Didn't we have a thread a while back about someone in Virgina (?) that was putting peanut or olive oil in his Mercedes that he purchased from Costco. He was busted when the state was checking truckers for non road use diesel when they noticed his bumper sticker. After paying his fine he had to apply for a permit that cost $2500 a year to run it.

Another story:

http://www.treehugger.com/files/2007/03/illinois_man_fi.php


----------



## Jim-mi (May 15, 2002)

Ken its so very sweet of you to be soooo pro government.

Perhaps you might do some "looking into" of how our most wonderfull gov. WASTES hugh amounts of those *road taxes*.

Theres a few of us that really resent the squandering of that *tax* money.
And nothing you can say will change our minds.

I will not be putting a sign on the back of my Mercedes.


----------



## Rocky Fields (Jan 24, 2007)

Hey.

Legal ethanol production requires a permit from BATF. It is broken into categories as to how much you produce in a year. Fee varies accordingly.
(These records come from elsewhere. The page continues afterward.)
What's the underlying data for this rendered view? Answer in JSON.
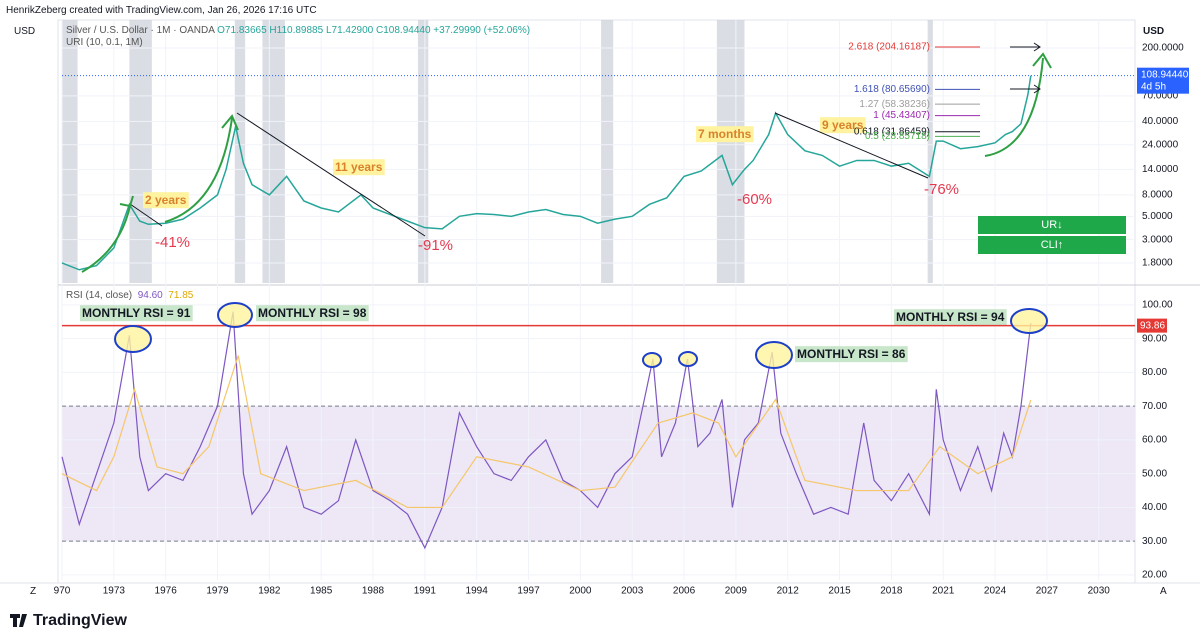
{
  "chart_data": {
    "type": "line",
    "header": "HenrikZeberg created with TradingView.com, Jan 26, 2026 17:16 UTC",
    "currency": "USD",
    "legend": {
      "symbol": "Silver / U.S. Dollar · 1M · OANDA",
      "ohlc": [
        "O71.83665",
        "H110.89885",
        "L71.42900",
        "C108.94440"
      ],
      "change": "+37.29990 (+52.06%)",
      "indicator": "URI (10, 0.1, 1M)"
    },
    "xlim": [
      1970,
      2032.1
    ],
    "xticks": [
      {
        "value": 1970,
        "label": "970"
      },
      1973,
      1976,
      1979,
      1982,
      1985,
      1988,
      1991,
      1994,
      1997,
      2000,
      2003,
      2006,
      2009,
      2012,
      2015,
      2018,
      2021,
      2024,
      2027,
      2030
    ],
    "ylim": [
      1.16,
      369
    ],
    "log_scale": true,
    "yticks": [
      {
        "value": 200,
        "label": "200.0000"
      },
      {
        "value": 70,
        "label": "70.0000"
      },
      {
        "value": 40,
        "label": "40.0000"
      },
      {
        "value": 24,
        "label": "24.0000"
      },
      {
        "value": 14,
        "label": "14.0000"
      },
      {
        "value": 8,
        "label": "8.0000"
      },
      {
        "value": 5,
        "label": "5.0000"
      },
      {
        "value": 3,
        "label": "3.0000"
      },
      {
        "value": 1.8,
        "label": "1.8000"
      }
    ],
    "series": [
      {
        "name": "Silver",
        "color": "#26a69a",
        "x": [
          1970,
          1971,
          1972,
          1973,
          1973.9,
          1974.5,
          1975,
          1976,
          1977,
          1978,
          1979,
          1979.5,
          1980.05,
          1980.5,
          1981,
          1982,
          1983,
          1984,
          1985,
          1986,
          1987.3,
          1988,
          1989,
          1990,
          1991,
          1992,
          1993,
          1994,
          1995,
          1996,
          1997,
          1998,
          1999,
          2000,
          2001,
          2002,
          2003,
          2004,
          2005,
          2006,
          2007,
          2008.2,
          2008.8,
          2009.5,
          2010,
          2010.9,
          2011.3,
          2012,
          2013,
          2014,
          2015,
          2016,
          2017,
          2018,
          2019,
          2020.2,
          2020.6,
          2021,
          2022,
          2023,
          2024,
          2024.6,
          2025,
          2025.5,
          2025.9,
          2026.07
        ],
        "values": [
          1.8,
          1.55,
          1.7,
          2.5,
          6.5,
          4.5,
          4.2,
          4.3,
          4.7,
          6,
          8,
          14,
          36,
          16,
          10,
          8,
          12,
          7,
          6,
          5.5,
          8,
          6,
          5.2,
          4.5,
          3.9,
          3.8,
          5,
          5.3,
          5.2,
          5,
          5.5,
          5.8,
          5.2,
          5,
          4.3,
          4.7,
          5,
          6.5,
          7.5,
          12,
          13.5,
          19,
          10,
          14,
          17,
          30,
          48,
          30,
          21,
          19,
          15,
          17,
          17,
          15,
          16,
          12,
          26,
          26,
          22,
          23,
          25,
          30,
          32,
          38,
          72,
          108.94
        ]
      }
    ],
    "current_price": {
      "value": 108.9444,
      "label": "108.94440",
      "countdown": "4d 5h",
      "color": "#2962ff"
    },
    "recessions": [
      [
        1970,
        1970.9
      ],
      [
        1973.9,
        1975.2
      ],
      [
        1980,
        1980.6
      ],
      [
        1981.6,
        1982.9
      ],
      [
        1990.6,
        1991.2
      ],
      [
        2001.2,
        2001.9
      ],
      [
        2007.9,
        2009.5
      ],
      [
        2020.1,
        2020.4
      ]
    ],
    "fib": [
      {
        "label": "2.618 (204.16187)",
        "value": 204.16187,
        "color": "#e53935"
      },
      {
        "label": "1.618 (80.65690)",
        "value": 80.6569,
        "color": "#3f51b5"
      },
      {
        "label": "1.27 (58.38236)",
        "value": 58.38236,
        "color": "#9e9e9e"
      },
      {
        "label": "1 (45.43407)",
        "value": 45.43407,
        "color": "#9c27b0"
      },
      {
        "label": "0.618 (31.86459)",
        "value": 31.86459,
        "color": "#131722"
      },
      {
        "label": "0.5 (28.85718)",
        "value": 28.85718,
        "color": "#4caf50"
      }
    ],
    "annotations": [
      "2 years",
      "-41%",
      "11 years",
      "-91%",
      "7 months",
      "-60%",
      "9 years",
      "-76%"
    ],
    "signals": [
      "UR↓",
      "CLI↑"
    ],
    "rsi": {
      "title": "RSI (14, close)",
      "readings": [
        "94.60",
        "71.85"
      ],
      "ylim": [
        18.5,
        105.3
      ],
      "yticks": [
        {
          "value": 100,
          "label": "100.00"
        },
        {
          "value": 90,
          "label": "90.00"
        },
        {
          "value": 80,
          "label": "80.00"
        },
        {
          "value": 70,
          "label": "70.00"
        },
        {
          "value": 60,
          "label": "60.00"
        },
        {
          "value": 50,
          "label": "50.00"
        },
        {
          "value": 40,
          "label": "40.00"
        },
        {
          "value": 30,
          "label": "30.00"
        },
        {
          "value": 20,
          "label": "20.00"
        }
      ],
      "band": [
        30,
        70
      ],
      "threshold": {
        "value": 93.86,
        "label": "93.86",
        "color": "#e53935"
      },
      "series": [
        {
          "name": "RSI",
          "color": "#7e57c2",
          "x": [
            1970,
            1971,
            1972,
            1973,
            1973.9,
            1974.5,
            1975,
            1976,
            1977,
            1978,
            1979,
            1979.9,
            1980.5,
            1981,
            1982,
            1983,
            1984,
            1985,
            1986,
            1987,
            1988,
            1989,
            1990,
            1991,
            1992,
            1993,
            1994,
            1995,
            1996,
            1997,
            1998,
            1999,
            2000,
            2001,
            2002,
            2003,
            2004.2,
            2004.7,
            2005.5,
            2006.2,
            2006.8,
            2007.5,
            2008.2,
            2008.8,
            2009.5,
            2010.3,
            2011.1,
            2011.6,
            2012.5,
            2013.5,
            2014.5,
            2015.5,
            2016.4,
            2017,
            2018,
            2019,
            2020.2,
            2020.6,
            2021,
            2022,
            2023,
            2023.8,
            2024.5,
            2025,
            2025.5,
            2026.07
          ],
          "values": [
            55,
            35,
            50,
            65,
            91,
            55,
            45,
            50,
            48,
            58,
            70,
            98,
            50,
            38,
            45,
            58,
            40,
            38,
            42,
            60,
            45,
            42,
            38,
            28,
            40,
            68,
            58,
            50,
            48,
            55,
            60,
            48,
            45,
            40,
            50,
            55,
            84,
            55,
            65,
            84,
            58,
            62,
            72,
            40,
            60,
            65,
            86,
            62,
            50,
            38,
            40,
            38,
            65,
            48,
            42,
            50,
            38,
            75,
            60,
            45,
            58,
            45,
            62,
            55,
            70,
            94.6
          ]
        },
        {
          "name": "RSI-based MA",
          "color": "#f5c76a",
          "x": [
            1970,
            1972,
            1973,
            1974.2,
            1975.5,
            1977,
            1978.5,
            1980.2,
            1981.5,
            1984,
            1987,
            1990,
            1992,
            1994,
            1997,
            2000,
            2002,
            2004.5,
            2006.5,
            2008,
            2009,
            2011.3,
            2013,
            2016,
            2019,
            2020.8,
            2023,
            2025,
            2026.07
          ],
          "values": [
            50,
            45,
            55,
            75,
            52,
            50,
            58,
            85,
            50,
            45,
            48,
            40,
            40,
            55,
            52,
            45,
            46,
            65,
            68,
            65,
            55,
            72,
            48,
            45,
            45,
            58,
            50,
            55,
            71.85
          ]
        }
      ],
      "callouts": [
        "MONTHLY RSI = 91",
        "MONTHLY RSI = 98",
        "MONTHLY RSI = 86",
        "MONTHLY RSI = 94"
      ]
    },
    "corner_left": "Z",
    "corner_right": "A",
    "brand": "TradingView"
  }
}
You also may need a permit to store fuel on your property if you live in a residential area.

RF


----------



## Triffin (Apr 20, 2005)

Hate to rain on the parade here,

But even assuming that one could cost effectivly produce
their own ethanol; how are you going to carry enough for an
800 mile round trip ?? Better to just save your dollars and
buy fuel as per usual when you make that annual trip
to visit the family ..

Triff ..


----------



## ricky (Jul 31, 2006)

YuccaFlatsRanch said:


> "remember that you owe the government road tax on the fuel that you make that you use on public highways. "
> 
> This is where I have the most trouble. I don't think I OWE the Government anything, at least not voluntarily. Next I will OWE the government for producing my own food, and for catching my own rainwater.


NOW YOUR LEARNING :grump:


----------